Rising ocean levels make long-term debt increasingly risky in many parts of the country
With COVID-19 still very much a concern in the U.S. – multiple states are establishing new daily records of infections, another 1.5 million unemployment insurance claims were reported last week – the other global crisis that threatens both humanity and the economy, global warming, has become even less of a priority than it had been before coronavirus chased it from the headlines. (Well, page three maybe.)
But lenders in areas assumed to be facing the highest chance of flooding due to rising sea levels are already factoring risks associated with global warming into their business models, and it’s making 30-year mortgages in these areas increasingly unattractive for borrowers.
Recent reporting by the New York Times explains that some banks are asking borrowers in coastal areas to drastically increase their down payments, in some cases to as high as 40 percent. Banks are also selling their mortgages on coastal properties to Fannie Mae and Freddie Mac at higher rates than previously seen. According to the Baltimore Sun, local banks offloaded 43 percent of their vulnerable-zone mortgages in 2009. By 2017, that share had increased to 57 percent. Who better than a local lender to know the local flood risks?
From a lender perspective, reducing demand for risky debt is a no-brainer. According to Climate Central, half a million existing homes – worth an estimated $241 billion – will be on land that floods at least once a year by 2050. Discouraging borrowers from targeting these properties is simple risk-aversion.
But how far is too far?
According to Michael Berman, former chairman of the Mortgage Banker’s Association, lenders may wind up “blue-lining” entire regions where flood risks are high. That reluctance to lend, combined with an unwillingness among insurance companies to cover losses related to inevitable floods, could destroy coastal housing values. Former Freddie Mac chief economist Sean Becketti warned in 2016 that losses from flooding are “likely to be greater than those experienced in the housing crisis and the Great Recession.” Unlike the 2008 meltdown, however, “homeowners will have no expectation that the values of their homes will ever recover,” Becketti said.
Propping up demand for these threatened properties is access to interest-only loans. An interest-only loan would be an awful choice for a homeowner looking to leverage equity, but for someone who knows their home is going to be rendered unliveable in a matter of years, going interest-only allows them to temporarily live in a beautiful location and walk away from their mortgage without destroying themselves financially.

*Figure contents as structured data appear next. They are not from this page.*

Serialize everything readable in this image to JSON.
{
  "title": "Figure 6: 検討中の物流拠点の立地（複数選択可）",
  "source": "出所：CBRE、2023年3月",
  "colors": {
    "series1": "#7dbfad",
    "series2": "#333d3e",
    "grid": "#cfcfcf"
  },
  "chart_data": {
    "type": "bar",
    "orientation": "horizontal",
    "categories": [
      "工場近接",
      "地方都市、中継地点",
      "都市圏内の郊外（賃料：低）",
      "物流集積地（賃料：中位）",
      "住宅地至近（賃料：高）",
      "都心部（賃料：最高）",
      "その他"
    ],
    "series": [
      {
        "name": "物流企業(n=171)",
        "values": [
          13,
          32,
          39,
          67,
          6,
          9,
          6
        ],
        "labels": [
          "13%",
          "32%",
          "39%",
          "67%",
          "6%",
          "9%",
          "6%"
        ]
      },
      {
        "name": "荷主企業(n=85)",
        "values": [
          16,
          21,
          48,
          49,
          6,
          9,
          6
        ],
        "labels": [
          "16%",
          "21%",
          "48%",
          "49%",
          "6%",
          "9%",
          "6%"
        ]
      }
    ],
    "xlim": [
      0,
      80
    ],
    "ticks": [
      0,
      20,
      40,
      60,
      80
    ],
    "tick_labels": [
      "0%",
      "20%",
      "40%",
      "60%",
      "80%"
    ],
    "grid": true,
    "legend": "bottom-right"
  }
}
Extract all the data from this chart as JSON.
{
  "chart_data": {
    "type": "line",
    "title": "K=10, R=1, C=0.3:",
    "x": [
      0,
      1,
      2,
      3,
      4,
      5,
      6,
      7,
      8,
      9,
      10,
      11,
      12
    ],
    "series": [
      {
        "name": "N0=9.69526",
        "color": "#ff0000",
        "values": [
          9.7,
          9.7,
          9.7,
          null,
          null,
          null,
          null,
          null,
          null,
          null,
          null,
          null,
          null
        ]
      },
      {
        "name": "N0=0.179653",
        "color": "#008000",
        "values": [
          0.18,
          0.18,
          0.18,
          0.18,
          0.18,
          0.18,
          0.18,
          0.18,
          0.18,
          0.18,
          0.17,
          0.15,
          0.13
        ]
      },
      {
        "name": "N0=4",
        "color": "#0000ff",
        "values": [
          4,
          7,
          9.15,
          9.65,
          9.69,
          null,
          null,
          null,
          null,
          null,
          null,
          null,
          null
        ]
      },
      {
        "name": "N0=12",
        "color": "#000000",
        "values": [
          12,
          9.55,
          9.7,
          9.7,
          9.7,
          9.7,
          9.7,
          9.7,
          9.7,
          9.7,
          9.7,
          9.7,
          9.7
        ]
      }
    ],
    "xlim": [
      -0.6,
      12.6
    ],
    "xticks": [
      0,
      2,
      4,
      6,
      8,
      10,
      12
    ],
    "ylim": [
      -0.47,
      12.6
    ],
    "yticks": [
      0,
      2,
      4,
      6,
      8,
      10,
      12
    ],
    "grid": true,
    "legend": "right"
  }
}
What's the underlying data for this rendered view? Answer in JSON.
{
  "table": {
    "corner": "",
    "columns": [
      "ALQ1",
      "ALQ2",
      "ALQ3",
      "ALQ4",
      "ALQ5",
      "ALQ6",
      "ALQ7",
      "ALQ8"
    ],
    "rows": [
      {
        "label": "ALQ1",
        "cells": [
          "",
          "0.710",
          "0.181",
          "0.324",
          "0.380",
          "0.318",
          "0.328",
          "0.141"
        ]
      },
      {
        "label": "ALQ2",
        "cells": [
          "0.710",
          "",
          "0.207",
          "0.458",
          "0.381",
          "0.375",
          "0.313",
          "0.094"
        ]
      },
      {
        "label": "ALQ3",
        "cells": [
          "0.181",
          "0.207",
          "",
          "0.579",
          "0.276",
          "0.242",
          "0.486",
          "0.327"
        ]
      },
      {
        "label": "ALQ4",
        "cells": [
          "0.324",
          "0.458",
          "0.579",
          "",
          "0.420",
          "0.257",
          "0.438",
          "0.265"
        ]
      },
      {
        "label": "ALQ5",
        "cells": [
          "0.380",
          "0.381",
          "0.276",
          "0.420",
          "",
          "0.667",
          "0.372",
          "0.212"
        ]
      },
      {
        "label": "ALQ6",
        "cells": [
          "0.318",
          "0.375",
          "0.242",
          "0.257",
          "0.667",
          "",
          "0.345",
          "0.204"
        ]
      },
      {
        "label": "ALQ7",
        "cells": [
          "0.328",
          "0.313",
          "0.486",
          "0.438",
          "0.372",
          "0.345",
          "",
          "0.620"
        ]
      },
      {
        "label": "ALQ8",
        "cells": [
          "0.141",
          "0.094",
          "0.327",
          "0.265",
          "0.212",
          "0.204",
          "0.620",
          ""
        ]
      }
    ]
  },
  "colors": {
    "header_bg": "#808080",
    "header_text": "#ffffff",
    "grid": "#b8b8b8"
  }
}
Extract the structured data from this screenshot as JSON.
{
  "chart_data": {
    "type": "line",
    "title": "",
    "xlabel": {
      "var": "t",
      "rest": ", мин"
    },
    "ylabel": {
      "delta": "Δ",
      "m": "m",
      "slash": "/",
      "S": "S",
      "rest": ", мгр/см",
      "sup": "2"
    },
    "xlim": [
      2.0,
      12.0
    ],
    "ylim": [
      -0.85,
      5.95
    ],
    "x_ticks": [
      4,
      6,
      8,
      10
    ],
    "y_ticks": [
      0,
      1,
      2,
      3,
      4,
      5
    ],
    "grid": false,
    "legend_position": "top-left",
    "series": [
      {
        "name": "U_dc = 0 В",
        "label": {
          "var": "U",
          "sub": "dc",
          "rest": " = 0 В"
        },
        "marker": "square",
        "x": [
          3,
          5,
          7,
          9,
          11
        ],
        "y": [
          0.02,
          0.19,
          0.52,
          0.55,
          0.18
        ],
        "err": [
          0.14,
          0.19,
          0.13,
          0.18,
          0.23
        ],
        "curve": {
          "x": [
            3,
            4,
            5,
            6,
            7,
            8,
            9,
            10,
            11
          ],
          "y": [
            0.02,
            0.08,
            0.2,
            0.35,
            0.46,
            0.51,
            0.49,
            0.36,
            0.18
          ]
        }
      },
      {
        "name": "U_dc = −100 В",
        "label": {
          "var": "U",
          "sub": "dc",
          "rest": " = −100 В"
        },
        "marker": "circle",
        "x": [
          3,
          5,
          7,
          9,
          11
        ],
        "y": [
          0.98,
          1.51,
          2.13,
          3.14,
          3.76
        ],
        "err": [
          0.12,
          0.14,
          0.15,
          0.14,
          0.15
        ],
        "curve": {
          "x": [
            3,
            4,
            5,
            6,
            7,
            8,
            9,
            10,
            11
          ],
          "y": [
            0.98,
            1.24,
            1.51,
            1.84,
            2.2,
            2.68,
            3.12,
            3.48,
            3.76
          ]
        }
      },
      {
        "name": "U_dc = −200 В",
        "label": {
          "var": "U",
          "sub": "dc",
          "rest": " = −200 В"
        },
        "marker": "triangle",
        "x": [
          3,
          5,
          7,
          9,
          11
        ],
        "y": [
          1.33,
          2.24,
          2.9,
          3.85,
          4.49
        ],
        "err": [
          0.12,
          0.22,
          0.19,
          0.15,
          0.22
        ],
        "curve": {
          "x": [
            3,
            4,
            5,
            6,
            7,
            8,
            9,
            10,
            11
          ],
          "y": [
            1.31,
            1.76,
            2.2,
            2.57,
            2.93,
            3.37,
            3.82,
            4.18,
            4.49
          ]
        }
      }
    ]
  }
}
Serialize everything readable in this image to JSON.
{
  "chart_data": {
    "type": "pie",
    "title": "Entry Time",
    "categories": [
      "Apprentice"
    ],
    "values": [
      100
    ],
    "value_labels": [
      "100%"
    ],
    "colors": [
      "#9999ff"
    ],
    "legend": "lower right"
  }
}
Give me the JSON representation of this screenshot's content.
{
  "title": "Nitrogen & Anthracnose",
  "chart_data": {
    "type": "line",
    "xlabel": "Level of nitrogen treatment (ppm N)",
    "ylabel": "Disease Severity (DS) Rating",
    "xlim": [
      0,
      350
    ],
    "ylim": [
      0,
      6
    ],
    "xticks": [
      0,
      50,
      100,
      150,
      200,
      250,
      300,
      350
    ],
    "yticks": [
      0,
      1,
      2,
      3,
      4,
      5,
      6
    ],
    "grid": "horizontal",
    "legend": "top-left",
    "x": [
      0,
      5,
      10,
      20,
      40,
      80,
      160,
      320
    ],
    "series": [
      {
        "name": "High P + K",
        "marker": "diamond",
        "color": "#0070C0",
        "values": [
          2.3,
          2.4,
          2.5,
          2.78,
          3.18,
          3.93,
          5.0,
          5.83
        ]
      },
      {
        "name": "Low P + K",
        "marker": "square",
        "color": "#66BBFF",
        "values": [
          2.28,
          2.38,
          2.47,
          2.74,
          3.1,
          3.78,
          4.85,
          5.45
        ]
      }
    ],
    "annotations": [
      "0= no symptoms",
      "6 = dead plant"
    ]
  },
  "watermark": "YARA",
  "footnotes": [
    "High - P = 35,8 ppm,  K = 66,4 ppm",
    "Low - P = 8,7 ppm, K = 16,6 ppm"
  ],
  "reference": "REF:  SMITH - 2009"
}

Recent research found that since the housing crash, the share of homes with fixed-rate 30-year mortgages has fallen sharply in areas most affected by storm surges (down to less than 80 percent as of 2016), while remaining constant (around 90 percent) in the rest of the country. The difference is at least partially explained by a rise in interest-only loans. Over 10 percent of homeowners in higher-risk areas had interest-only loans in 2016 versus 2.3 percent of borrowers in other regions.
The easy exit provided by interest-only mortgages is more of a tie than a win for coastal homeowners, but it will help many of them purchase homes for their families, at least temporarily, at a time of painfully tight supply. But these properties are on a slow, steady march to worthlessness, and their buyers are literally putting themselves in harm’s way.
How many owners can conceivably walk away from a flood-damaged coastal property, especially one that is likely to face intensifying damage each year, before it becomes completely unsellable? One? Two? What is America’s coastline even going to look like after another 20 or 30 years of barely mitigated global warming?
People are highly skilled at trapping themselves in cycles, and coastal property ownership circa 2020 is a fine example. Owning a home by the ocean is a dream shared by millions of Americans, but the behaviors that make fulfilling that dream a reality – endless production, endless consumption, endless pollution – are also, by heating the oceans and bringing up sea levels, working to make it impossible.
This particular cycle will be broken soon enough, though, and it won’t be by choice.